Deuxièmement, il serait très difficile aux CHSCT d'exercer de nouvelles prérogatives en l'absence de moyens supplémentaires – formations ou crédits d'heures. Ce point est ressorti clairement des auditions.

Troisièmement, surtout, l'alerte ne doit pas, selon moi, rester confinée à l'entreprise. Si le représentant du personnel au CHSCT, voire le CHSCT dans son ensemble, doivent pouvoir appuyer le salarié lanceur d'alerte, la gestion de l'alerte ne relève pas de leur responsabilité, mais avant tout de celle de l'employeur. En outre, en cas de risque nouveau, l'expertise nécessaire au traitement de l'alerte et les solutions éventuelles dépassent forcément le cadre de l'entreprise où l'alerte a été lancée. Je propose donc des amendements qui répondent à une double préoccupation : d'une part, conserver une dimension collective à l'alerte, en prévoyant une participation du représentant du personnel au CHSCT à son lancement, ainsi qu'une information du CHSCT tant sur le lancement de l'alerte que sur les suites qui lui sont données ; d'autre part, instituer – c'est là le point important – une voie de recours extérieure à l'entreprise, dans le cas où aucune suite ne serait donnée à l'alerte.
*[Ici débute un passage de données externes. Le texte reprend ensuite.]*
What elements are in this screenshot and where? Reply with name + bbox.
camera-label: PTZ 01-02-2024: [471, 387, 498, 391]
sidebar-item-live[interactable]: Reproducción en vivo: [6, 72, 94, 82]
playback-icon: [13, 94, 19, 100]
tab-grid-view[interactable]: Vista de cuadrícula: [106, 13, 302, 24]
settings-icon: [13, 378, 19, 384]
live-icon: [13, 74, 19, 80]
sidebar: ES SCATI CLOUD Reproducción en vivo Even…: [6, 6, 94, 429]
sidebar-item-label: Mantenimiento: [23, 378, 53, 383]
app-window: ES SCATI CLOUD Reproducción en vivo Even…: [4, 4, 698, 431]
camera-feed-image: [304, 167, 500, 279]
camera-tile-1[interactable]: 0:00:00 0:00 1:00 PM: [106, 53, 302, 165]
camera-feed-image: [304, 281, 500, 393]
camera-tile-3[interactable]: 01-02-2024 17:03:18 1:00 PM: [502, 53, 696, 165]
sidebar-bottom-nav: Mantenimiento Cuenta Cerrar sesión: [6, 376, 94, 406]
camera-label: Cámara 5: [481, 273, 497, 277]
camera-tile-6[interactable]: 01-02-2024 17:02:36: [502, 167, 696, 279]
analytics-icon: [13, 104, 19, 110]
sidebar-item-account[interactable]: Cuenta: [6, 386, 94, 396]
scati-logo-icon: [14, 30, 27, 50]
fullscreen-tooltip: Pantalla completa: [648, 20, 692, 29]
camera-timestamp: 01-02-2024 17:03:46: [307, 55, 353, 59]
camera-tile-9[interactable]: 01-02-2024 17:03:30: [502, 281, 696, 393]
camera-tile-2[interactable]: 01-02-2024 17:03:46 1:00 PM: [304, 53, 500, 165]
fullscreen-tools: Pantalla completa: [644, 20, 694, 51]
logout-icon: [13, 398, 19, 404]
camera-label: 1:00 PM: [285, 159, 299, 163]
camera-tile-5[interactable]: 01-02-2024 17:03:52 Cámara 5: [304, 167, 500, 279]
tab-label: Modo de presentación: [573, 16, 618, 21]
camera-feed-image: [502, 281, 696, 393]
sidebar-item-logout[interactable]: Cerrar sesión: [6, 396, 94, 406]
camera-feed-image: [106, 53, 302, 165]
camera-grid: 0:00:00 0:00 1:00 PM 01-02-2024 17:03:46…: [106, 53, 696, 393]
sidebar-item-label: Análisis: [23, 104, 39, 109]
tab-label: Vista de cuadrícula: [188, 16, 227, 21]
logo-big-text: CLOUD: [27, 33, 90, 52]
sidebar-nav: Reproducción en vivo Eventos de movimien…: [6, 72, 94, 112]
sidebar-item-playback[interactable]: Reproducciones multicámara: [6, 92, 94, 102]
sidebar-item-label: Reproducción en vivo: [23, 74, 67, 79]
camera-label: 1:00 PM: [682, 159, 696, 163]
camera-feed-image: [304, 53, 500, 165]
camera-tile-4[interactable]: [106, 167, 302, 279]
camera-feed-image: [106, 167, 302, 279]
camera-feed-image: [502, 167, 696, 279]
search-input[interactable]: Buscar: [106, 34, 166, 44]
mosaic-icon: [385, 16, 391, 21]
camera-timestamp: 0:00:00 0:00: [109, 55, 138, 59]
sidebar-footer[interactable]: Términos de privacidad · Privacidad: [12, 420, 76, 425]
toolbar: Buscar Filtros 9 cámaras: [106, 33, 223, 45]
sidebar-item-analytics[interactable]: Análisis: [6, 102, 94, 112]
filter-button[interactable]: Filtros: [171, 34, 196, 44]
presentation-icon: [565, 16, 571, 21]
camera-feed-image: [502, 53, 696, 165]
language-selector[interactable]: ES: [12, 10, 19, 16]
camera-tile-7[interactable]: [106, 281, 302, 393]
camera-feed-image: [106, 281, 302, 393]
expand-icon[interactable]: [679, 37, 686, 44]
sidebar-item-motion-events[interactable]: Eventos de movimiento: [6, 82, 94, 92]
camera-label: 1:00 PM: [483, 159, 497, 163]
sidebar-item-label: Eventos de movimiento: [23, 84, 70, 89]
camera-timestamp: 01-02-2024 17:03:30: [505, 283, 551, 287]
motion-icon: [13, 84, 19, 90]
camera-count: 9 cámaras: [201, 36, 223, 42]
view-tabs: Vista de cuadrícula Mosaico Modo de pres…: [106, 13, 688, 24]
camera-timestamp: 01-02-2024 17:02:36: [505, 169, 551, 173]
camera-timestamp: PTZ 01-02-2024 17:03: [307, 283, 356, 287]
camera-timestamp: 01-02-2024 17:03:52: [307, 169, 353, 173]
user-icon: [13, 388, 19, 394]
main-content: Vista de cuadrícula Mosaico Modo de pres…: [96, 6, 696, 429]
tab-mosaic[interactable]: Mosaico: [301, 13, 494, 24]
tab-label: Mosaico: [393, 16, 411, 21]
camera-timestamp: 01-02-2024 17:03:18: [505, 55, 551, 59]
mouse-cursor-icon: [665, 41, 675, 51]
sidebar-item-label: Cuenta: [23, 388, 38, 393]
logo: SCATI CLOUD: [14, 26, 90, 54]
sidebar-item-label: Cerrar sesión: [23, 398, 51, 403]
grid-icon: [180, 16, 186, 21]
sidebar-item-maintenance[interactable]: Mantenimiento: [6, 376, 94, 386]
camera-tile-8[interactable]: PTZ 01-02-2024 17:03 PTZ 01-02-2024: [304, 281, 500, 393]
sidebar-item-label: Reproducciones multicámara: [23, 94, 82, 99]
Cette modification substantielle du texte adopté par le Sénat permettra de clarifier le circuit de l'alerte.

En conclusion, les principes promus dans la présente proposition de loi correspondent tout à fait aux préoccupations et aux attentes des Français. La sécurité sanitaire n'est plus une question confinée aux cercles d'initiés ou d'experts : elle est devenue un sujet de société à part entière.

Depuis plusieurs années, nos concitoyens prennent de plus en plus souvent la parole publiquement et de manière argumentée sur les enjeux scientifiques, sanitaires ou environnementaux. Nous devons tenir compte de cette mobilisation. La crise que nous traversons ne se limite pas à la sphère économique et financière : les Français ont perdu confiance dans la capacité de notre société à trouver des solutions aux problèmes du monde contemporain et dans celle de l'État à organiser cette réponse.

Dans ce contexte, nous devons repenser les mécanismes collectifs qui permettent de répondre aux inquiétudes légitimes de nos concitoyens en matière sanitaire et environnementale. Nous devons traiter cette crise de confiance non seulement par des mots, mais par des actes. L'adoption de la présente proposition de loi constituerait, à cet égard, un acte fort. Je vous invite donc à la soutenir.